Vendredi 11 juin 2010 - Jour 3

  • "Trusted Computing : Limitations actuelles et perspectives" par Frédéric Guihery, Frédéric Remi et Goulven Guiheux, Amossys. La présentation commence par un tour d'horizon des fonctionnalités qu'on classe dans la catégorie Informatique de Confiance. L'auteur regrette le manque de support de ces systèmes dans les systèmes d'exploitation modernes, comme le Trusted Boot, ainsi que le manque d'applications concrètes. Aujourd'hui, les besoins couverts sont la protection des données, la gestion d'identité et l'intégrité du système au démarrage. La seconde partie approfondit le fonctionnement, les applications et les orientations du TPM. On aborde l'attaque de Tarnovsky et la chaîne de confiance SRTM. Ensuite, c'ets le tour de Intel TXT, avec le principe et les attaques possibles. En conclusion, l'auteur propose des idées et pistes pour faire de l'intégrité et/ou de la confidentialité d'exécution.

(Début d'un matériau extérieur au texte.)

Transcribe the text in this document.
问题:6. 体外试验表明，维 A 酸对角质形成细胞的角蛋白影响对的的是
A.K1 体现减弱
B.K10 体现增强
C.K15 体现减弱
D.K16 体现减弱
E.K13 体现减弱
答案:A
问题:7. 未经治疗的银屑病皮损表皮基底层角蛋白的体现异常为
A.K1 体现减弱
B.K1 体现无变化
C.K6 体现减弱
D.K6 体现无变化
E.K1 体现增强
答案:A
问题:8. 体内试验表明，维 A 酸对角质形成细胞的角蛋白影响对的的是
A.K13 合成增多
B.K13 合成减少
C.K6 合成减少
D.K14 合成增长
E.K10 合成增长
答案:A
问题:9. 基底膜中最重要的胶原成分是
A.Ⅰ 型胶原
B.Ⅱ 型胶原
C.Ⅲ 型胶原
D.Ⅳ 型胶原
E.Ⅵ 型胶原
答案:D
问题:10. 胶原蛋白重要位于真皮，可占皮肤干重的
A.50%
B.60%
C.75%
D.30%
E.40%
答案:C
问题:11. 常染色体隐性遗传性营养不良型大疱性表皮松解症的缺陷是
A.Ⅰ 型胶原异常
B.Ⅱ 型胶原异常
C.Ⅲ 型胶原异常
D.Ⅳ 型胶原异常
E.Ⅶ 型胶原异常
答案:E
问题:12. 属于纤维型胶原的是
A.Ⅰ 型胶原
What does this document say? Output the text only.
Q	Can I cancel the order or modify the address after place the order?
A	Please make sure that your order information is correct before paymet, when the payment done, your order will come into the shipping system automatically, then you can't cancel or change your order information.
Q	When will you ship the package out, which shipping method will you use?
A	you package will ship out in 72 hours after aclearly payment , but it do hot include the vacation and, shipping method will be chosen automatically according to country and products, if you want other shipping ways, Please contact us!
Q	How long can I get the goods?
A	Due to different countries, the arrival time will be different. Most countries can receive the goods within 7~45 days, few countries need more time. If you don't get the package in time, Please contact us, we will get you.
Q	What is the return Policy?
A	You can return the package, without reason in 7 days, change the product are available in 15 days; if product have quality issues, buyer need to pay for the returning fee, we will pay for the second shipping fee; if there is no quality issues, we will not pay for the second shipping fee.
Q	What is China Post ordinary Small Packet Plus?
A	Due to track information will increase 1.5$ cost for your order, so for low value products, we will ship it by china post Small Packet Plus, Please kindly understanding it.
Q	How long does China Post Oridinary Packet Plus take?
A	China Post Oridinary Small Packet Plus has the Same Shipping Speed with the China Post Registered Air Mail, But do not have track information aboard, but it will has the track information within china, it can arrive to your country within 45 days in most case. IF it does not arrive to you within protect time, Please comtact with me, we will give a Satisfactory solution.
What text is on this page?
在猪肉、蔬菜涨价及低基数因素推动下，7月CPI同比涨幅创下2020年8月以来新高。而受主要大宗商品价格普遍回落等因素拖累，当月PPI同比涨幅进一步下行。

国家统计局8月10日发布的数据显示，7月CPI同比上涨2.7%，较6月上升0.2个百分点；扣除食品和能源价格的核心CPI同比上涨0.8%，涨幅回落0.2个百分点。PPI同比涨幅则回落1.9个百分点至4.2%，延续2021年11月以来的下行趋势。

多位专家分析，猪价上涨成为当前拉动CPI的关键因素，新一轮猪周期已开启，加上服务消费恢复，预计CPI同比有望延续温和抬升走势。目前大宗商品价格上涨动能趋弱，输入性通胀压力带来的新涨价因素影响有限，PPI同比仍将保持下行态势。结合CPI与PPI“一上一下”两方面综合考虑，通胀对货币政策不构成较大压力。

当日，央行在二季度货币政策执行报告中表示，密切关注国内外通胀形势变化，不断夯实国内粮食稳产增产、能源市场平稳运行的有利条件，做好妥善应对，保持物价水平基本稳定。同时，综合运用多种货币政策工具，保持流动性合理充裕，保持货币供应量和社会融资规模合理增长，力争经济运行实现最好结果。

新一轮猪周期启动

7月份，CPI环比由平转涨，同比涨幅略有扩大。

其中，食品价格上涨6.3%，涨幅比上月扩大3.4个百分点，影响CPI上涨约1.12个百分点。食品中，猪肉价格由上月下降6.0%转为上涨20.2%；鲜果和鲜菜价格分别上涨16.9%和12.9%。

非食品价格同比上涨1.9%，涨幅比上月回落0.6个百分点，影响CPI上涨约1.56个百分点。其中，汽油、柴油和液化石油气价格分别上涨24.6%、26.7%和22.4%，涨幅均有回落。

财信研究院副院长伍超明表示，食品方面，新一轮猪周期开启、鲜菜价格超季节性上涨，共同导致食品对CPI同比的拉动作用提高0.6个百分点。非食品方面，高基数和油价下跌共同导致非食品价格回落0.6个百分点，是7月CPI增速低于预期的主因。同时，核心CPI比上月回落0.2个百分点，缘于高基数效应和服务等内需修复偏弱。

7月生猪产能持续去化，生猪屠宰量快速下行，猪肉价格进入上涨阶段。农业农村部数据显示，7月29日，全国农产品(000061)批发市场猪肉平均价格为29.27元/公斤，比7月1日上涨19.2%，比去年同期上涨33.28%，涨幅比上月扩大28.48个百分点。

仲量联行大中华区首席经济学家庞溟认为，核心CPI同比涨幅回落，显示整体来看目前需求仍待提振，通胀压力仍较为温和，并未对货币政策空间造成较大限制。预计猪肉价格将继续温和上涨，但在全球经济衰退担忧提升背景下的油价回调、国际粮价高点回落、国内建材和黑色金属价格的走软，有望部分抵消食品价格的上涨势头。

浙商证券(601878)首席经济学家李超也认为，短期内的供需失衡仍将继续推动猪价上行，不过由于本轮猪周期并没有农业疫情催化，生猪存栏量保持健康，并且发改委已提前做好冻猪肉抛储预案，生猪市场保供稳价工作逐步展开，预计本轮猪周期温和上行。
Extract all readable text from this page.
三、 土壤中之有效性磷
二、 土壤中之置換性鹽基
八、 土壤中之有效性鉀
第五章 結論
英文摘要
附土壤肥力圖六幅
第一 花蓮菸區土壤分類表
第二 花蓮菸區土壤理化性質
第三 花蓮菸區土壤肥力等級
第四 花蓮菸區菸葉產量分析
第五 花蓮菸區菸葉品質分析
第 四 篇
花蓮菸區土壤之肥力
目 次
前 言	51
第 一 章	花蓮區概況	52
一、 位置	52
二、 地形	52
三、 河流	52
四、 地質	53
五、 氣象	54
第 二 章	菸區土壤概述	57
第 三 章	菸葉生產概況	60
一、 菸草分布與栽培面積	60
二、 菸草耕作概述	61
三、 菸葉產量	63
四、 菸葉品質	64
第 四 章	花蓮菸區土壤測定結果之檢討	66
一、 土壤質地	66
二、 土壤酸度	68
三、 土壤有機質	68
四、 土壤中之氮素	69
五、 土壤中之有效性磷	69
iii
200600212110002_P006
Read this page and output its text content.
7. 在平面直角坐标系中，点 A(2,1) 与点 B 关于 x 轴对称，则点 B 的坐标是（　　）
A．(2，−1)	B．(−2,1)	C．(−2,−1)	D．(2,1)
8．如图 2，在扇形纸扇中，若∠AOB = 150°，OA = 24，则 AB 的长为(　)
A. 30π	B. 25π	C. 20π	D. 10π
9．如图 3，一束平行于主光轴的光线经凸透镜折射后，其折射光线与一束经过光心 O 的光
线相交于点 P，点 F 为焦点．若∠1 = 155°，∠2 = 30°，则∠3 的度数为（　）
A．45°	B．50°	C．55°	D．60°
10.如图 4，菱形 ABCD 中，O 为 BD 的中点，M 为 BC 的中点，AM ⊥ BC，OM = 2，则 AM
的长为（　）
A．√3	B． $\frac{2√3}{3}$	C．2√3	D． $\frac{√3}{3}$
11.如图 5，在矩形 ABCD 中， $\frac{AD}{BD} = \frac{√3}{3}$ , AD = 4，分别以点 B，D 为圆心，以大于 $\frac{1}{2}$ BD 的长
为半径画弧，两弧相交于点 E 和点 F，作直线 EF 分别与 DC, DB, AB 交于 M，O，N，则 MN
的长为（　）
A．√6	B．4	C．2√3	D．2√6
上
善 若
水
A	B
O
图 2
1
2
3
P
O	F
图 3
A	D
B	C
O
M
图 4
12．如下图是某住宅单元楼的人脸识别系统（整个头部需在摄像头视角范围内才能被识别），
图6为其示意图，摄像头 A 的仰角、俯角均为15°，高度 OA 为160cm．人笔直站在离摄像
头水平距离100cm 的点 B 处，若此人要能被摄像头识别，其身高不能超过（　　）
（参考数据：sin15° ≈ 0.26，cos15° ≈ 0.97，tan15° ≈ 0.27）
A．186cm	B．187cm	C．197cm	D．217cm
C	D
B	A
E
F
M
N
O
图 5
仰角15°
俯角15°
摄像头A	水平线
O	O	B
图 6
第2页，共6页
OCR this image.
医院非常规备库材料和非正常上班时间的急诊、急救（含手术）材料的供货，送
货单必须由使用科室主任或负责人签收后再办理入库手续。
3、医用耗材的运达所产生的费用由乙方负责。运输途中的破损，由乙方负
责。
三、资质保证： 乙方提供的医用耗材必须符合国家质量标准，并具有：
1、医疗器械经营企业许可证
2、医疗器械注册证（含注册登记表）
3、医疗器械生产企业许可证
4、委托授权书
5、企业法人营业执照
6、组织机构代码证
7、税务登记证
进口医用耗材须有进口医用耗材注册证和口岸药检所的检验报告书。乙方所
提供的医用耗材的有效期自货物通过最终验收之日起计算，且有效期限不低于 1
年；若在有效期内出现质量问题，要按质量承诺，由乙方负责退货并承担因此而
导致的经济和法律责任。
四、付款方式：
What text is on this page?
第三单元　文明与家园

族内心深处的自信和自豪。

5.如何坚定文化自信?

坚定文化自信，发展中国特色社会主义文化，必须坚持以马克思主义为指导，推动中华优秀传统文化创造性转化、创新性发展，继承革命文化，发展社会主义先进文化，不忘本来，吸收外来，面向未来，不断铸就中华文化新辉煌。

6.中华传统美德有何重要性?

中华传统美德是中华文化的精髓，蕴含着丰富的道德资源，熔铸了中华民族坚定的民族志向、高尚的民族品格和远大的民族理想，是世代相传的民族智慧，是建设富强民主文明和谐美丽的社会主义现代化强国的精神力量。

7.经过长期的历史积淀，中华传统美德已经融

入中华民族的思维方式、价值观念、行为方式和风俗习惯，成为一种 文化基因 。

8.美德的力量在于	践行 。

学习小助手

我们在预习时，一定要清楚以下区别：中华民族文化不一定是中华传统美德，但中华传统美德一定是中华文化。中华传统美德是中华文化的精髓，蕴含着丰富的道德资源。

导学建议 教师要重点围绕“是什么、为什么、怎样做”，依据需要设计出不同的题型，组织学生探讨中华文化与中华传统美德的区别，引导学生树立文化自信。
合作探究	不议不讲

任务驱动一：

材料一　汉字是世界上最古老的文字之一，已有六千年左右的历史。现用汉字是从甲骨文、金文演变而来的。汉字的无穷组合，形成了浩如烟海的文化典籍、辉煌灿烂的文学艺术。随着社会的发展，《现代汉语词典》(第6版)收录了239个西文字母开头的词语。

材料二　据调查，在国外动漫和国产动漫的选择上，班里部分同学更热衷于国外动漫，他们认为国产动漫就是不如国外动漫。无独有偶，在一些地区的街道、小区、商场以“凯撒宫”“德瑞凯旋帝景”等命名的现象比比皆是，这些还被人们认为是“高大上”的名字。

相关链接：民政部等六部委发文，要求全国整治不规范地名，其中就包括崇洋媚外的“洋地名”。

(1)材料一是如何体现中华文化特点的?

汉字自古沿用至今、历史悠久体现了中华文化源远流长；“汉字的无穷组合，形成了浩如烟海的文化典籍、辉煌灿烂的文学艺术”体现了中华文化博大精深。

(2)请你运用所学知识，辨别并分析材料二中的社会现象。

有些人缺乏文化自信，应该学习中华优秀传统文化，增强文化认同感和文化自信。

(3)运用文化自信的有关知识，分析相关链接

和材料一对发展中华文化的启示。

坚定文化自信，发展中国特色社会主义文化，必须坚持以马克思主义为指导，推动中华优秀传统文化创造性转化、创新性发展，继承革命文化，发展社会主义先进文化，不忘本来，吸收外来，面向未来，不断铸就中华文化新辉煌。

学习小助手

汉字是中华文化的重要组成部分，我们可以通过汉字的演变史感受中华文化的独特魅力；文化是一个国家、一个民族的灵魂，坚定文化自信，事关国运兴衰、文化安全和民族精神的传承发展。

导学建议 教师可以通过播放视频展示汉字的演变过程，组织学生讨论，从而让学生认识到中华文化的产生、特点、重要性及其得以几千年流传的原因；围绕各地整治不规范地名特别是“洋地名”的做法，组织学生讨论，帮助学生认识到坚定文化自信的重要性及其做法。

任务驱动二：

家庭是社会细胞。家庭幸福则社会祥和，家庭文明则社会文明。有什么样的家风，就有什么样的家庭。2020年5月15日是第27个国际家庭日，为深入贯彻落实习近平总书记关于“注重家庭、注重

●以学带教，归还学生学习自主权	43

  • "JBoss AS: exploitation et sécurisation" par Renaud Dubourguais, HSC. JBoss AS est un middleware qui a de plus en plus de succès, se retrouve de plus en plus embarqué sur appliance et se retrouve même en frontal sur le web. Première partie sur l'architecture interne du bestiau, l'accès aux MBeans et le rôle crucial du MBean Server pour la sécurité. Ensuite, on passe aux entensions de sécurité proposées, JBossSX et sandboxing Java natif, qui sont rarement utilisées dans la pratique parce souvent difficiles d'accès... Côté intrusion, le scénario proposé consiste à déployer une application SAR sur le serveur JBoss qui servira de backdoor. Petite vidéo en guise de démonstration, avec pénétration du serveur via la console d'administration, récupération et déploiement d'un shell Web en tant qu'application. L'auteur propose pas mal d'autres techniques d'exploitation et discute des apports de JBoss 5 et 6 qui suppriment chacun des fonctionnalités dangereuses évoquées précédemment. Il finit avec la démonstration d'une autre technique permettant d'exploiter ces dernières versions. Conclusion : il faut protéger l'ensemble des points d'entrées, un seul suffit à tout mettre par terre, minimiser la liste de services exposés et préférer SSH pour le déploiement des applications. La présentation est super intéressante mais très dense, je reprendrai tout ça avec les actes sur les genoux.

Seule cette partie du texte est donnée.